Nothing much changed at home. Mother’s affliction was rarely discussed. I think both father and I knew that we should do something, anything, send her somewhere or bring someone to us, but she wouldn’t have it. She just wanted to stay at home, to be with us, to be normal, and we felt powerless to deny her that. So we tried to continue as we were, and every time mother got lost or forgot herself or screamed into the mirror, we just felt more and more broken.
One day, she insisted on dragging my grandfather’s old armchair into her bedroom. She positioned it by the window and sank down into it with a sigh, as if she’d been waiting to do so for a very long time. There she’d knit, listen to the radio, or stare at the hook-shaped garden with its old tree and its hummingbirds. One morning, one flew close to the window and paused to look in. My mother pressed her hand to the glass, tears wetting her cheek. She was quieter and more still than she’d been before, but that summer, the woman in the chair was still my mother.

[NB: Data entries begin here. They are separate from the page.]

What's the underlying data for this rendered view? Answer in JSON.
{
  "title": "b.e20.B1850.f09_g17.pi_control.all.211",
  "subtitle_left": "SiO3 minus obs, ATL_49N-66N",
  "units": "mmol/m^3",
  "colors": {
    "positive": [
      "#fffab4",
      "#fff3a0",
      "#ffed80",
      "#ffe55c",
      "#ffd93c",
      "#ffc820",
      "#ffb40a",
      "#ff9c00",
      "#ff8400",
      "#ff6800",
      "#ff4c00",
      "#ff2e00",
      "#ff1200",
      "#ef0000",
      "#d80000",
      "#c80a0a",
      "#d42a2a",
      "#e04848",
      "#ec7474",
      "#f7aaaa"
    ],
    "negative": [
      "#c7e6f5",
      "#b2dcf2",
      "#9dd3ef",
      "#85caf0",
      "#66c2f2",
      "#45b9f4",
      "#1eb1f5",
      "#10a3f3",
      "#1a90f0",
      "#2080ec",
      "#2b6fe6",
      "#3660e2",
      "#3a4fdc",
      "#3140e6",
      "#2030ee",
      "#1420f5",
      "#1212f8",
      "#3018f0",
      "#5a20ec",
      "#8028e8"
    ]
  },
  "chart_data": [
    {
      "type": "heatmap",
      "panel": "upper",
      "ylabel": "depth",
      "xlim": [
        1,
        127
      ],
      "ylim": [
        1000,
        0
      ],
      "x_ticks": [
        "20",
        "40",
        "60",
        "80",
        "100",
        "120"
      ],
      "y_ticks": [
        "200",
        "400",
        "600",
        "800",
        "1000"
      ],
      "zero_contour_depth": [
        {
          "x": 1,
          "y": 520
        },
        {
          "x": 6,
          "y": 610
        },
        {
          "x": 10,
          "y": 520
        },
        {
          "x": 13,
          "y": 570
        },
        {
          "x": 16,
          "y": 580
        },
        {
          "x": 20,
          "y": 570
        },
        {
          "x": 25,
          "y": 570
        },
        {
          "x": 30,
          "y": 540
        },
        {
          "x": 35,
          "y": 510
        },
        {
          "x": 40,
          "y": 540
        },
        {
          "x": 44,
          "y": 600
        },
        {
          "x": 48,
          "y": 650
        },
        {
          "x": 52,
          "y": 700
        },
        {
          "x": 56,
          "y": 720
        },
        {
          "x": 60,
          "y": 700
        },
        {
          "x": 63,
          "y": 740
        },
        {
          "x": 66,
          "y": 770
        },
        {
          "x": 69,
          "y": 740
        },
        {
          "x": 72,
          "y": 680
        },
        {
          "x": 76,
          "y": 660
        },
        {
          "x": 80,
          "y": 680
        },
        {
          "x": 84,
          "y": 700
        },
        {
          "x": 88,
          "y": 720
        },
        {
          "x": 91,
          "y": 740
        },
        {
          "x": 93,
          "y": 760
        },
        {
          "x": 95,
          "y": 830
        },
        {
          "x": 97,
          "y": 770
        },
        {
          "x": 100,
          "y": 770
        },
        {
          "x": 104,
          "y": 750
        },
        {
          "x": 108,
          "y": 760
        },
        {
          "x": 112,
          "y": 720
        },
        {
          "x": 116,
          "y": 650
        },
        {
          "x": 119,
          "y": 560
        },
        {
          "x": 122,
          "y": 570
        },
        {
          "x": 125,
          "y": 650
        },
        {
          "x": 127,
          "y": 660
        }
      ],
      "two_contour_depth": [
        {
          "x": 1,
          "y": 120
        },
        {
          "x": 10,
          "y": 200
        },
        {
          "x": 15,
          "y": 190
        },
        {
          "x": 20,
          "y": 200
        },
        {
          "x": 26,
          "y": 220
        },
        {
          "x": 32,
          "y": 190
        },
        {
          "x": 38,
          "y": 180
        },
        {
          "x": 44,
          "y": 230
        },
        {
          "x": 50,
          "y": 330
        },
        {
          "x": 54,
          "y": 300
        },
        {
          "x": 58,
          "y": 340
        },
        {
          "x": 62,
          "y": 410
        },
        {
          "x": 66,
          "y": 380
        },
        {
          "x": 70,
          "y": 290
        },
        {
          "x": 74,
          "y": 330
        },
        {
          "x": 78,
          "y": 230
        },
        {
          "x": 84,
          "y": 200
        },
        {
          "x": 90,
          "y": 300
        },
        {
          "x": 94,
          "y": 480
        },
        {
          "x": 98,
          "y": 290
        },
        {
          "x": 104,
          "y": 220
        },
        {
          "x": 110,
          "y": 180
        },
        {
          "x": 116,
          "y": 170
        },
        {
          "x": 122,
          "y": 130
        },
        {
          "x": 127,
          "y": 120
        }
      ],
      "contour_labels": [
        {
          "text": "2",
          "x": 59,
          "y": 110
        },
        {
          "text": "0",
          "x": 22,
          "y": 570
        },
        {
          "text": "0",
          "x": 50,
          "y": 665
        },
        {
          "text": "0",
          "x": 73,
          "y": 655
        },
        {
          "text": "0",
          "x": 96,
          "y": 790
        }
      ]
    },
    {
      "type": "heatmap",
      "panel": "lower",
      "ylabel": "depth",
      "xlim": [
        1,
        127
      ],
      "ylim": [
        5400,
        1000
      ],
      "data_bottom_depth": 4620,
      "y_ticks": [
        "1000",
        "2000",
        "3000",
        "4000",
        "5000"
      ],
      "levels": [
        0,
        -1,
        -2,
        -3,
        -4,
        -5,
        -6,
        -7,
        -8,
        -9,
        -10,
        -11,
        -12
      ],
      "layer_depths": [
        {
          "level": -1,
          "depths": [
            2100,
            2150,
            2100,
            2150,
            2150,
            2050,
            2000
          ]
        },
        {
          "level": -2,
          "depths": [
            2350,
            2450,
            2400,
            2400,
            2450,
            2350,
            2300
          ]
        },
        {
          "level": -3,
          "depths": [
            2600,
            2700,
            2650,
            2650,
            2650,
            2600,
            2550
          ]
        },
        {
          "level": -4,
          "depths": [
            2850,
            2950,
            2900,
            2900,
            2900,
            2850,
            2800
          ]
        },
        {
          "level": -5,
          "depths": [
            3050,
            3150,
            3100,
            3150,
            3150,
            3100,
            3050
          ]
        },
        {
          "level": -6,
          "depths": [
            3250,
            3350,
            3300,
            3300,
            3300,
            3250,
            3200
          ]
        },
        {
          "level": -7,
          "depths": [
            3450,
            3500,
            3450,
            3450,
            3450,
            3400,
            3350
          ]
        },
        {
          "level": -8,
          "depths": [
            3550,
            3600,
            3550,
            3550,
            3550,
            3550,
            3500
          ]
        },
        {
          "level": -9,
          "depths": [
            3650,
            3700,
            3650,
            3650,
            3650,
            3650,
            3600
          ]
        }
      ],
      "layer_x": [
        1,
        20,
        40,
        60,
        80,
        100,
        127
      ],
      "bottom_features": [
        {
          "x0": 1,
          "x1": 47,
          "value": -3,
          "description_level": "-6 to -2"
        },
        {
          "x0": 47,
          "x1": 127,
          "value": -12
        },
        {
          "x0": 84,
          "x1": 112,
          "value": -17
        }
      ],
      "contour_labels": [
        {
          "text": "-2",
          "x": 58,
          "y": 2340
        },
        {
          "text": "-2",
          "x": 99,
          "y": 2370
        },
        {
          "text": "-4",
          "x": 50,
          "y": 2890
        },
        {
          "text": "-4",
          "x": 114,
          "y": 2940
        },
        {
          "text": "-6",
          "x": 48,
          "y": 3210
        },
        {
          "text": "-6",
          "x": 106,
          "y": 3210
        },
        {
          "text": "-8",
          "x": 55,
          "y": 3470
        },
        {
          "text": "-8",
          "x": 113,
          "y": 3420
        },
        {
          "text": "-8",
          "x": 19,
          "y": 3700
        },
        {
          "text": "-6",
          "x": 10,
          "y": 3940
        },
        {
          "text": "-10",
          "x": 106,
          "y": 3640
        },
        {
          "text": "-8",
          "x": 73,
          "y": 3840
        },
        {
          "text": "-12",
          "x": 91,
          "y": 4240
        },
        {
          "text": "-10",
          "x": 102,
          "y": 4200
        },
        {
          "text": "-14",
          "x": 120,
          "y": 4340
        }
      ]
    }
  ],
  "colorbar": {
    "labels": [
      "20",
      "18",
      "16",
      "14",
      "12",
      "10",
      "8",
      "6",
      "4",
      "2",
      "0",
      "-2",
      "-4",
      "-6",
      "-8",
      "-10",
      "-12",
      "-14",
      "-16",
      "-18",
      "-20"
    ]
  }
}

As for me, I went for long bike rides and did chores and grew older as if everything was the same, but nothing was.
The summer eventually cooled, and my mother grew frightened of the things in her room. She no longer recognised my grandmother’s patchwork quilt, or the books on the shelves, or the smiling couple in her wedding photograph. My father removed everything with a sadness so profound that I refused to acknowledge it. Anger was better, safer and less painful. By the bittersweet beginning of fall, with its fiery leaves and smoky evenings, my parents’ room was nothing but an empty shell. It contained only an old armchair and a woman who didn’t recognise me. My father did his best, but she was slipping from us, like a cloud blown across a wide open sky.
One unremarkable morning in October, I tramped across the garden to the hummingbird feeder. The air was crisp and smelt faintly of decay, campfires and petrol. I carried the cold in my bones. When I reached the old tree, I could see that the feeder was still full of sugar water, as I’d already known it would be. The hummingbirds had been steadily disappearing for weeks, but there had always been at least one skipping gaily around the feeder, waiting for me. But today, there was only an absence.
“Migration,” I said out loud, visible breath curling from my mouth.
My mother had taught me the word back in the bright days of spring. “One day, they’ll fly south for the spring, for the warmth,” she’d said. “They’ll leave us, so we have to make the most of their beauty while they’re here.”
I unclipped the feeder from the tree branch and glanced up at my parents’ window. There was my mother’s face; wide, white and vacant as the moon. She was staring at something beyond me, and I realised that she, too, had made the journey from our little house, from our garden, and from our lives. She’d already left for a place where I could only hope it was warmer.